あの若い女が営林所の関係者でないとしたなら、どうして私を案内してくれたのだろうか? 昨日の夜、私が出会ったのはあの女だけだ。女の言っていた祖父の姿も、実際には見ていない。
黄金沢の狐火が朦朧とした私の錯覚だとしたら、あの女もまた同じように妄想だというのだろうか? いくら歩きづめで疲れていたとはいえ、あれほどはっきりと幻覚が見えることなど有り得ない。
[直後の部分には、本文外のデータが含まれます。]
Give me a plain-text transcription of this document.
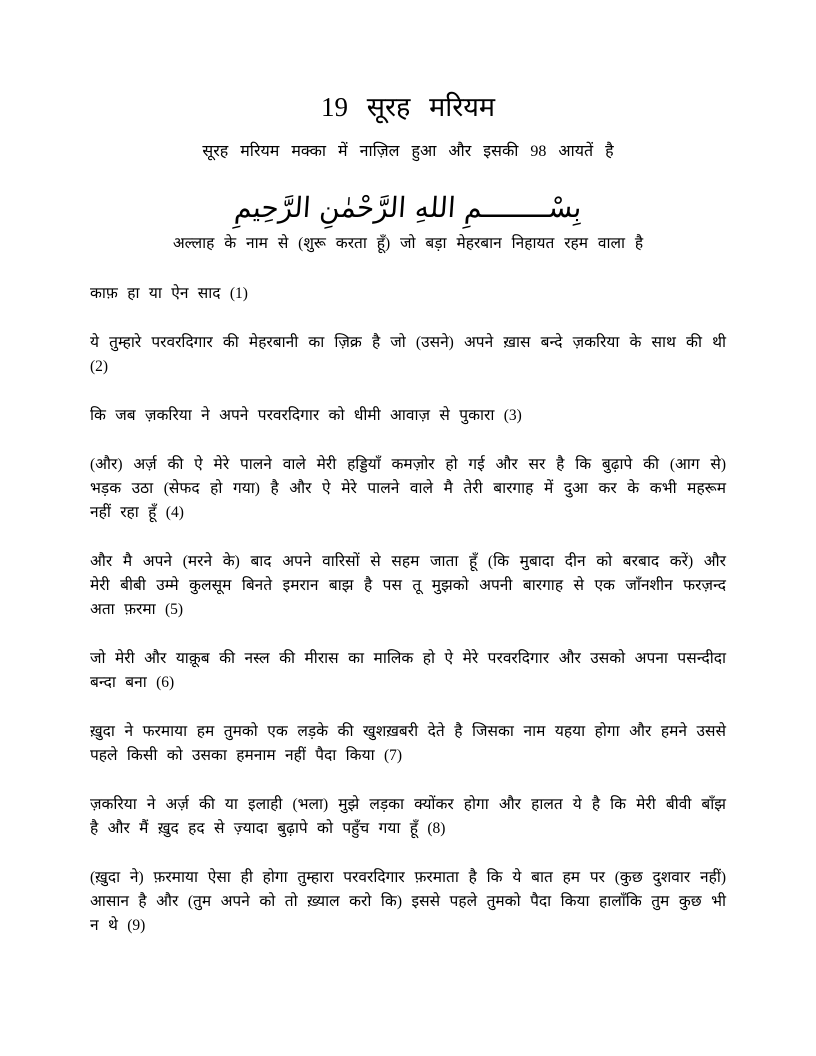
19 सूरह मरियम

सूरह मरियम मक्का में नाज़िल हुआ और इसकी 98 आयतें है

بِسْــــــــمِ اللهِ الرَّحْمٰنِ الرَّحِيمِ

अल्लाह के नाम से (शुरू करता हूँ) जो बड़ा मेहरबान निहायत रहम वाला है

काफ़ हा या ऐन साद (1)

ये तुम्हारे परवरदिगार की मेहरबानी का ज़िक्र है जो (उसने) अपने ख़ास बन्दे ज़करिया के साथ की थी (2)

कि जब ज़करिया ने अपने परवरदिगार को धीमी आवाज़ से पुकारा (3)

(और) अर्ज़ की ऐ मेरे पालने वाले मेरी हड्डियाँ कमज़ोर हो गई और सर है कि बुढ़ापे की (आग से) भड़क उठा (सेफद हो गया) है और ऐ मेरे पालने वाले मै तेरी बारगाह में दुआ कर के कभी महरूम नहीं रहा हूँ (4)

और मै अपने (मरने के) बाद अपने वारिसों से सहम जाता हूँ (कि मुबादा दीन को बरबाद करें) और मेरी बीबी उम्मे कुलसूम बिनते इमरान बाझ है पस तू मुझको अपनी बारगाह से एक जाँनशीन फरज़न्द अता फ़रमा (5)

जो मेरी और याक़ूब की नस्ल की मीरास का मालिक हो ऐ मेरे परवरदिगार और उसको अपना पसन्दीदा बन्दा बना (6)

खु़दा ने फरमाया हम तुमको एक लड़के की खुशख़बरी देते है जिसका नाम यहया होगा और हमने उससे पहले किसी को उसका हमनाम नहीं पैदा किया (7)

ज़करिया ने अर्ज़ की या इलाही (भला) मुझे लड़का क्योंकर होगा और हालत ये है कि मेरी बीवी बाँझ है और मैं खु़द हद से ज़्यादा बुढ़ापे को पहुँच गया हूँ (8)

(खु़दा ने) फ़रमाया ऐसा ही होगा तुम्हारा परवरदिगार फ़रमाता है कि ये बात हम पर (कुछ दुशवार नहीं) आसान है और (तुम अपने को तो ख़्याल करो कि) इससे पहले तुमको पैदा किया हालाँकि तुम कुछ भी न थे (9)
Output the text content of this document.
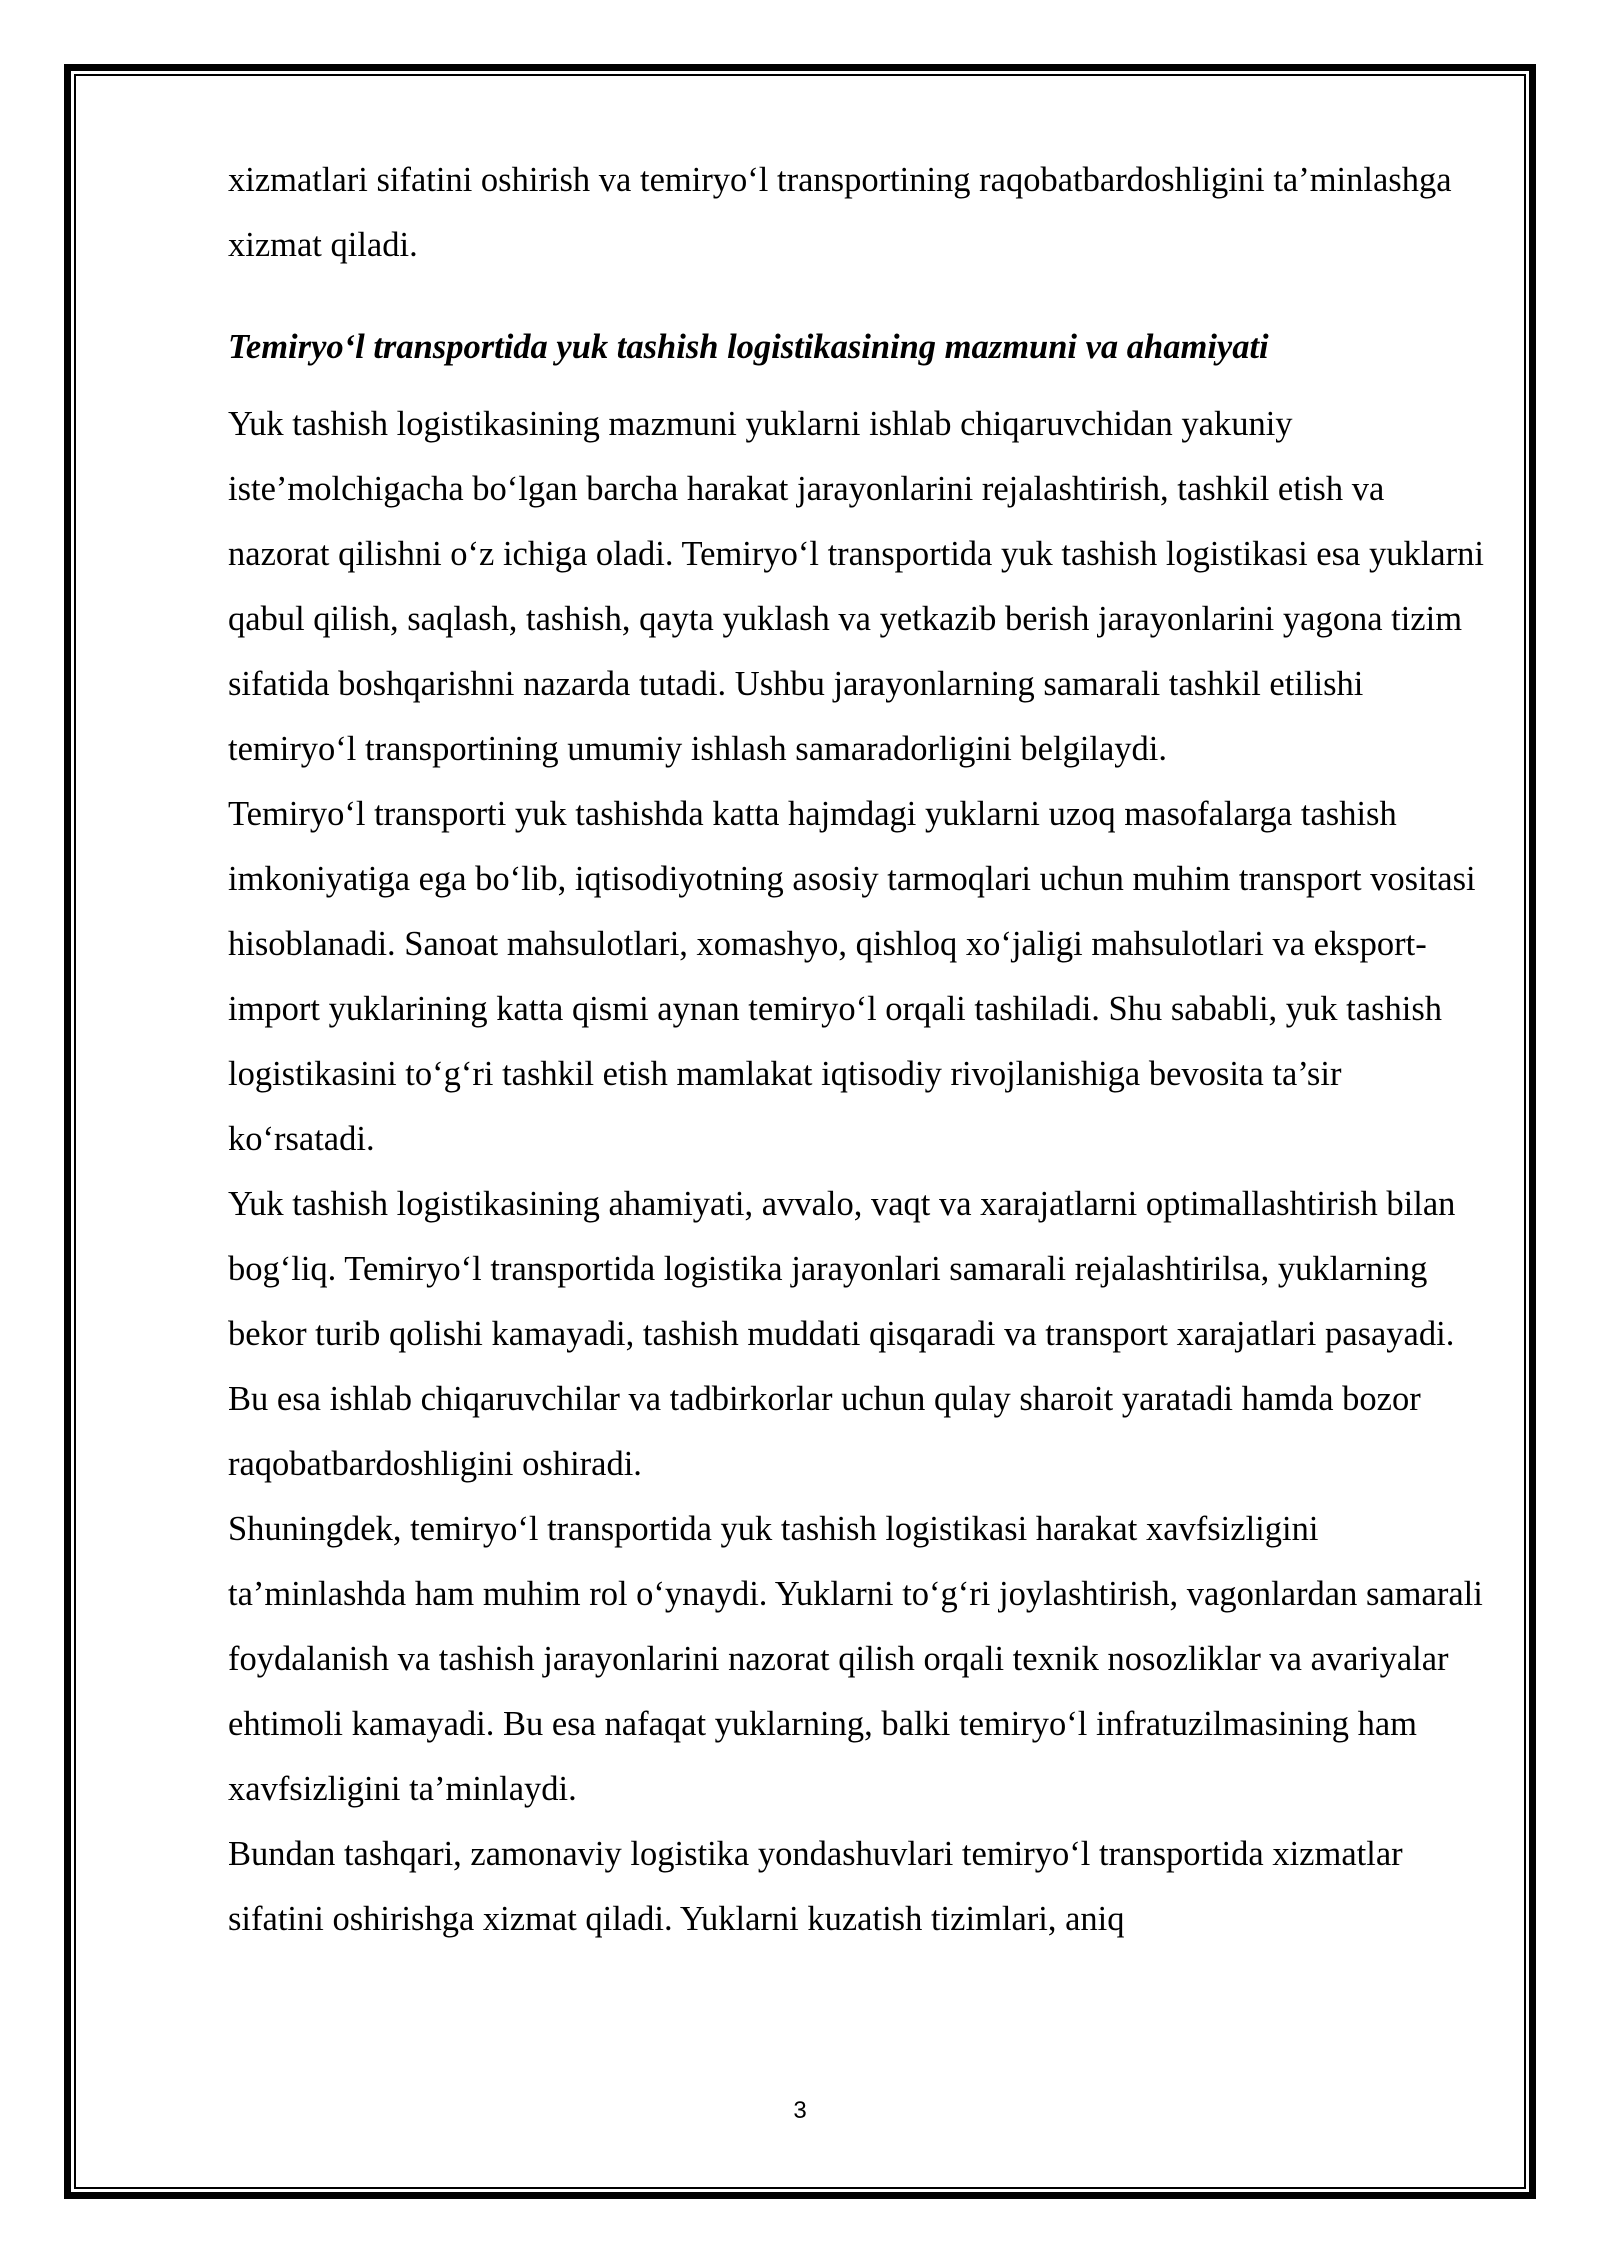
xizmatlari sifatini oshirish va temiryo‘l transportining raqobatbardoshligini ta’minlashga xizmat qiladi.

Temiryo‘l transportida yuk tashish logistikasining mazmuni va ahamiyati

Yuk tashish logistikasining mazmuni yuklarni ishlab chiqaruvchidan yakuniy iste’molchigacha bo‘lgan barcha harakat jarayonlarini rejalashtirish, tashkil etish va nazorat qilishni o‘z ichiga oladi. Temiryo‘l transportida yuk tashish logistikasi esa yuklarni qabul qilish, saqlash, tashish, qayta yuklash va yetkazib berish jarayonlarini yagona tizim sifatida boshqarishni nazarda tutadi. Ushbu jarayonlarning samarali tashkil etilishi temiryo‘l transportining umumiy ishlash samaradorligini belgilaydi.

Temiryo‘l transporti yuk tashishda katta hajmdagi yuklarni uzoq masofalarga tashish imkoniyatiga ega bo‘lib, iqtisodiyotning asosiy tarmoqlari uchun muhim transport vositasi hisoblanadi. Sanoat mahsulotlari, xomashyo, qishloq xo‘jaligi mahsulotlari va eksport-import yuklarining katta qismi aynan temiryo‘l orqali tashiladi. Shu sababli, yuk tashish logistikasini to‘g‘ri tashkil etish mamlakat iqtisodiy rivojlanishiga bevosita ta’sir ko‘rsatadi.

Yuk tashish logistikasining ahamiyati, avvalo, vaqt va xarajatlarni optimallashtirish bilan bog‘liq. Temiryo‘l transportida logistika jarayonlari samarali rejalashtirilsa, yuklarning bekor turib qolishi kamayadi, tashish muddati qisqaradi va transport xarajatlari pasayadi. Bu esa ishlab chiqaruvchilar va tadbirkorlar uchun qulay sharoit yaratadi hamda bozor raqobatbardoshligini oshiradi.

Shuningdek, temiryo‘l transportida yuk tashish logistikasi harakat xavfsizligini ta’minlashda ham muhim rol o‘ynaydi. Yuklarni to‘g‘ri joylashtirish, vagonlardan samarali foydalanish va tashish jarayonlarini nazorat qilish orqali texnik nosozliklar va avariyalar ehtimoli kamayadi. Bu esa nafaqat yuklarning, balki temiryo‘l infratuzilmasining ham xavfsizligini ta’minlaydi.

Bundan tashqari, zamonaviy logistika yondashuvlari temiryo‘l transportida xizmatlar sifatini oshirishga xizmat qiladi. Yuklarni kuzatish tizimlari, aniq

3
それに私は彼女に食事すら出してもらったのだ。あの時の板チョコの半分が、まだコートのポケットには入っている。銀色の包みを取り出してみると、昨日女が悪戯げに囓った跡が、まだチョコレートには残されていた。
「……妄想のはずが、ない」
ならば、女は嘘をついたことになる。
女がこの辺りの人間でないとすれば、わざわざ夜中に私を助ける理由もない。そもそもあんな夜中に、若い女がひとり山の中で何をしていたのだろうか。
「……」
吐き出した煙草の煙が、森閑とした空気の中を拡散していく。
ふと、昨日の女の表情を思い出す。わざと品のない仕草を装っているが、時折はにかんだような笑みを見せる。真っ直ぐに私の目を見据えたあの黒い瞳は、吸い込まれるように深く澄んでいた。
(色々考えても……仕方ない。分かってるだろ?)
そう。
ただ、はっきりしているのは……、
女が私を助けようとしたこと。
「ああ……分かってるさ」
自分に言い聞かせるように立ち上がると、吸いかけの煙草をバス停に備え付けられていた空き缶の灰皿で揉み消す。
そして私は振り返り、再び黄金色の枯れ葉の覆う山道に足を踏み入れた。